Unsustainable levels of steel, food and gas have triggered panic buying across Britain, forcing many businesses to ration supplies. Airports are experiencing particularly tight situations. British Airways, Virgin Atlantic and EasyJet all announced they would …

Unsustainable levels of steel, food and gas have triggered panic buying across Britain, forcing many businesses to ration supplies.

Airports are experiencing particularly tight situations. British Airways, Virgin Atlantic and EasyJet all announced they would be grounding more aircraft due to the shortage of planes, while Lufthansa said it would be increasing flights to Germany from Britain from Thursday to help ease the squeeze. The Barclays bank said the problem could “end up becoming a crisis that paralyzes the U.K. economy for weeks and months.”

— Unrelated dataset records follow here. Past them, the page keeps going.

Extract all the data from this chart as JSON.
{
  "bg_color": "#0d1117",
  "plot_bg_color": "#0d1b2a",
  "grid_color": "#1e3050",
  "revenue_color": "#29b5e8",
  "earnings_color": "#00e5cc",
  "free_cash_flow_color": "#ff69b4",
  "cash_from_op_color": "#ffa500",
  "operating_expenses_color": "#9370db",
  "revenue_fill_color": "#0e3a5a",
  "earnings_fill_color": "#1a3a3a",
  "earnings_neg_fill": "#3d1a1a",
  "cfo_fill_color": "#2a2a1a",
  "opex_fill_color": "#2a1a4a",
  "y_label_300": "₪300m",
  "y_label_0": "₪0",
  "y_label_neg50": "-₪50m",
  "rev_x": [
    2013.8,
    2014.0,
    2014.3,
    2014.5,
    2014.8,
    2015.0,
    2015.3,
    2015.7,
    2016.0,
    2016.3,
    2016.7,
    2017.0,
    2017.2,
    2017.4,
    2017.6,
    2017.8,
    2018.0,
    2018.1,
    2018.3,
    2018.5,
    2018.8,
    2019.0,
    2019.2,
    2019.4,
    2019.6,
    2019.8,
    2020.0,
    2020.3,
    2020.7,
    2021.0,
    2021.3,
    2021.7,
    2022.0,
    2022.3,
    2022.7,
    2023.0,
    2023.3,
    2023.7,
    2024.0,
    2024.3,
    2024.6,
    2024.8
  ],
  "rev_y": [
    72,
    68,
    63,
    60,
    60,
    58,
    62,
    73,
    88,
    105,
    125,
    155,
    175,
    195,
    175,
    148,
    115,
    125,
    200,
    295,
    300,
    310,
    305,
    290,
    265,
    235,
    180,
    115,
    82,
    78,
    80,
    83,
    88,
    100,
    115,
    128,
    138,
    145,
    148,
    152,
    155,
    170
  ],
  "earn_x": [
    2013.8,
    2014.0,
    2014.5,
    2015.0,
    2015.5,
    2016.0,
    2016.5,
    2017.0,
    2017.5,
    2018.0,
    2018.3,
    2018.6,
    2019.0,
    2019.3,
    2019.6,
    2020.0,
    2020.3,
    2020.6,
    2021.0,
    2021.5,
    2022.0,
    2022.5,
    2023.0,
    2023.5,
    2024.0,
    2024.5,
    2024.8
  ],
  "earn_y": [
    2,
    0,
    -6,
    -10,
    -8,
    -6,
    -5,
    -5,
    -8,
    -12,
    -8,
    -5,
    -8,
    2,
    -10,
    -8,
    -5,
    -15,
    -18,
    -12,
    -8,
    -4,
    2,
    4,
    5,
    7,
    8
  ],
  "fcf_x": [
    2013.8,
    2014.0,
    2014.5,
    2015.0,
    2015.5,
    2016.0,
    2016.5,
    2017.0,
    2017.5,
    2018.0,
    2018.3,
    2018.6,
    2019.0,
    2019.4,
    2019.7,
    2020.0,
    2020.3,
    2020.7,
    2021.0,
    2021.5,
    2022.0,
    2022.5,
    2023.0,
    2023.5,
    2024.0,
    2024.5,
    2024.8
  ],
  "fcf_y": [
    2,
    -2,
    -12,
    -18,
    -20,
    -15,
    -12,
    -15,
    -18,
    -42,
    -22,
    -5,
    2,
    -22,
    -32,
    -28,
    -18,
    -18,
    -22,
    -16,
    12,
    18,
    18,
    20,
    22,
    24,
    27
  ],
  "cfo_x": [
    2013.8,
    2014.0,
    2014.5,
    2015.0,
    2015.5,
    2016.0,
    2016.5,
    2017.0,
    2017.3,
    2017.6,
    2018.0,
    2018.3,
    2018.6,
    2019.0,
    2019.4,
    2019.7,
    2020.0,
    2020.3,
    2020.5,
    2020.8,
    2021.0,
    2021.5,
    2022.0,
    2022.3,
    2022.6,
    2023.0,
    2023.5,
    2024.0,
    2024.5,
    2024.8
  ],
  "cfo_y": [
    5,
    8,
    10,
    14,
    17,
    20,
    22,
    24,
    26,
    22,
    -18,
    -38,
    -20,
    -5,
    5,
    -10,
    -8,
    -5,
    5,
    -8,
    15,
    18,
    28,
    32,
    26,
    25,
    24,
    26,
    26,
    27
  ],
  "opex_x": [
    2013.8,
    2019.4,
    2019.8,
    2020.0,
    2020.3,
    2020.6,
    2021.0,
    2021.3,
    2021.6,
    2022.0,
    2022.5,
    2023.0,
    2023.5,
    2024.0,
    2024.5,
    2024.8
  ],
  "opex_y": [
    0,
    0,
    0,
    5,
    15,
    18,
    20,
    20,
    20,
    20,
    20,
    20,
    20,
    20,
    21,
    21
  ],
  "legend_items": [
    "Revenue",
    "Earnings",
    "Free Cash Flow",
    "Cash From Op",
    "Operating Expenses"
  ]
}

“Gas supplies are at their lowest levels in 15 years,” Acting Energy Secretary Claire Perry told ITV on Sunday. “In fact, this has been a disaster for the fuel supply, it hasn’t been a disaster for the economy, because we’ve seen supplies to the rest of the world improved. And actually, the fuel industry is working as hard as they possibly can to ensure that people continue to have fuel at the pumps, whether that’s flying, whether that’s [generating] electricity from power stations.”

The uncertainty has caused wide-ranging supply problems, including frozen goods and even hot chicken. There have been shortages of chicken nuggets at takeaway restaurants and of certain types of fried food like fish and chips. Stephen McDonald, head of energy at supply management and resilience software company Control Risks, told the New York Times that hot and frozen food “would go first.”

But most companies have been quick to reassure their customers that they are still able to satisfy their appetites. Dunkin’ Donuts said it was in better shape than it was in 2009, when shortages sparked riots in cities across the U.K. Sainsbury’s issued a statement saying there would be “no petrol shortage” — a key element in the energy crisis — and that the supermarket was “still operating with more than enough fuel to meet all of our customer’s needs.” Lidl said it was still stocking on enough diesel to keep its supermarkets “busy throughout the busy summer period.”